NSX Container Plugin (NCP) provides integration between NSX and container orchestrators such as Kubernetes, as well as integration between NSX and container-based PaaS (platform as a service) products such as OpenShift and Tanzu Application Service (TAS). This guide describes setting up NCP with Kubernetes and TAS.
The main component of NCP runs in a container and communicates with NSX Manager and with the Kubernetes control plane. NCP monitors changes to containers and other resources and manages networking resources such as logical ports, switches, routers, and security groups for the containers by calling the NSX API.
The NSX CNI plugin runs on each Kubernetes node. It monitors container life cycle events, connects a container interface to the guest vSwitch, and programs the guest vSwitch to tag and forward container traffic between the container interfaces and the VNIC.
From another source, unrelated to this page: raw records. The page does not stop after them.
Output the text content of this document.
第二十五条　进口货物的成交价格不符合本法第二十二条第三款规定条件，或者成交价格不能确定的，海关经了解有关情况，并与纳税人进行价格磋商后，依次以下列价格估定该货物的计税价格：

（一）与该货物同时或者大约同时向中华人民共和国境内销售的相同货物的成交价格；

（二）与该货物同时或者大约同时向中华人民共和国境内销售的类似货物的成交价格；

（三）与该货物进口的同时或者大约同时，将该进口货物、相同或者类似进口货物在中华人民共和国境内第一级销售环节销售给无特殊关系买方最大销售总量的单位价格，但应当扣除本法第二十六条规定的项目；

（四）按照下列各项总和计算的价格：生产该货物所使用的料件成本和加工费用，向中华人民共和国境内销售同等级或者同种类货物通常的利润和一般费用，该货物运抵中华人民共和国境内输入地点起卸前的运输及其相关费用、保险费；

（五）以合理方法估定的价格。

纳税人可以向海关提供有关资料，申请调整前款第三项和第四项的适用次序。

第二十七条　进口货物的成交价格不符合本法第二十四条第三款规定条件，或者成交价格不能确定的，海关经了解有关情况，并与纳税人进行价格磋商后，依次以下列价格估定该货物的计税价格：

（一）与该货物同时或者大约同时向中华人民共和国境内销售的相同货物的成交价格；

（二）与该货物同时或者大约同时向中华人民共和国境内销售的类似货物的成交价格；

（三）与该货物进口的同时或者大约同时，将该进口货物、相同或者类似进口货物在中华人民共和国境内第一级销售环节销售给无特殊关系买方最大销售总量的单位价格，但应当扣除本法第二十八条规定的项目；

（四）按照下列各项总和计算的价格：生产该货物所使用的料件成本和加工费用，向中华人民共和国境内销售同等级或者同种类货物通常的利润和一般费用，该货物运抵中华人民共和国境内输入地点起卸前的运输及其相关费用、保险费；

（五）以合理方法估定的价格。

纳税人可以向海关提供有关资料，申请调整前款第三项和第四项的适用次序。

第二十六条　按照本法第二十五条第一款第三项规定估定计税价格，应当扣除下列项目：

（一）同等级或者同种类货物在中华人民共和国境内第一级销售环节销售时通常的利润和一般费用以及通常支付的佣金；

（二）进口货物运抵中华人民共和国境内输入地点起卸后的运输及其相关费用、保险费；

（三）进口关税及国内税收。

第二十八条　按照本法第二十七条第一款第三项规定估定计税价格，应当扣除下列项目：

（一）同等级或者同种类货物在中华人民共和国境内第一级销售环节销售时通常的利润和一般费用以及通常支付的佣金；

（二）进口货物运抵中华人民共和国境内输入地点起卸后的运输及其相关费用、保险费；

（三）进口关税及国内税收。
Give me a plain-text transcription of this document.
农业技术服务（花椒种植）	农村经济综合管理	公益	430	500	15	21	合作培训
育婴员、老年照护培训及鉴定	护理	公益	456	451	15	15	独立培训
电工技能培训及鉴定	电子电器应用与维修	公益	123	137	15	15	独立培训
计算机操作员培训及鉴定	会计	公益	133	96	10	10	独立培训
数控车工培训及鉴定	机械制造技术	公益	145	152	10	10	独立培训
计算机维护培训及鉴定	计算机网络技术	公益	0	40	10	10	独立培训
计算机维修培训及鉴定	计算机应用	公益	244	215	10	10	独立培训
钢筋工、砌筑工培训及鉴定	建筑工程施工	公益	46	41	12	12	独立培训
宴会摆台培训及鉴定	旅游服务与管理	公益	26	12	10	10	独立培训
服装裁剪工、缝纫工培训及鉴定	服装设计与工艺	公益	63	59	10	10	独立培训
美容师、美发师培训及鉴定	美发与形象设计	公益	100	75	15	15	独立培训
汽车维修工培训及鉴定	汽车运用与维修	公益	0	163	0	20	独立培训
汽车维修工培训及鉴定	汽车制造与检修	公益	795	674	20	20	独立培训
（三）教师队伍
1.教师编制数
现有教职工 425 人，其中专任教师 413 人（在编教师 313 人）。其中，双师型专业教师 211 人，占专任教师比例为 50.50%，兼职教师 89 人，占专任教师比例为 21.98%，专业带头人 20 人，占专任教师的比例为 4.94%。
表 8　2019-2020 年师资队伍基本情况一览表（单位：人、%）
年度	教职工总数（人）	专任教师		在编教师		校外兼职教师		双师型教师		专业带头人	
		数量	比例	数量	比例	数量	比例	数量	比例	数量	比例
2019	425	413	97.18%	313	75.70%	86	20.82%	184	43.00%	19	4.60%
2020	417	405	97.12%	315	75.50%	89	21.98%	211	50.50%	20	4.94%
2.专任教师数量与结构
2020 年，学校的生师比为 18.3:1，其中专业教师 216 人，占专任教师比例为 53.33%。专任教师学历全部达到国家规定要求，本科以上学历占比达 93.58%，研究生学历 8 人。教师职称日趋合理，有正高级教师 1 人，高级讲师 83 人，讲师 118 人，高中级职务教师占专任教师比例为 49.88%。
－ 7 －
- Automatically creates an NSX logical topology for a Kubernetes cluster, and creates a separate logical network for each Kubernetes namespace.
- Connects Kubernetes pods to the logical network, and allocates IP and MAC addresses.
- Supports network address translation (NAT) and allocates a separate SNAT IP for each Kubernetes namespace.
Note: When configuring NAT, the total number of translated IPs cannot exceed 1000.
- Implements Kubernetes network policies with NSX distributed firewall.
- Support for ingress and egress network policies.
- Support for IPBlock selector in network policies.
- Support for matchLabels and matchExpression when specifying label selectors for network policies.
- Support for selecting pods in another namespace.
- Implements Kubernetes service of type ClusterIP and service of type LoadBalancer.
- Implements Kubernetes Ingress with NSX layer 7 load balancer.
- Support for HTTP Ingress and HTTPS Ingress with TLS edge termination.
- Support for Ingress default backend configuration.
- Support for redirect to HTTPS, path rewrite, and path pattern matching.
- Creates tags on the NSX logical switch port for the namespace, pod name, and labels of a pod, and allows the administrator to define NSX security groups and policies based on the tags.
- Multicast is supported between pods in the same namespace, but is not supported between pods in different namespaces.
NCP supports a single Kubernetes cluster. You can have multiple Kubernetes clusters, each with its distinct NCP instance, using the same NSX deployment.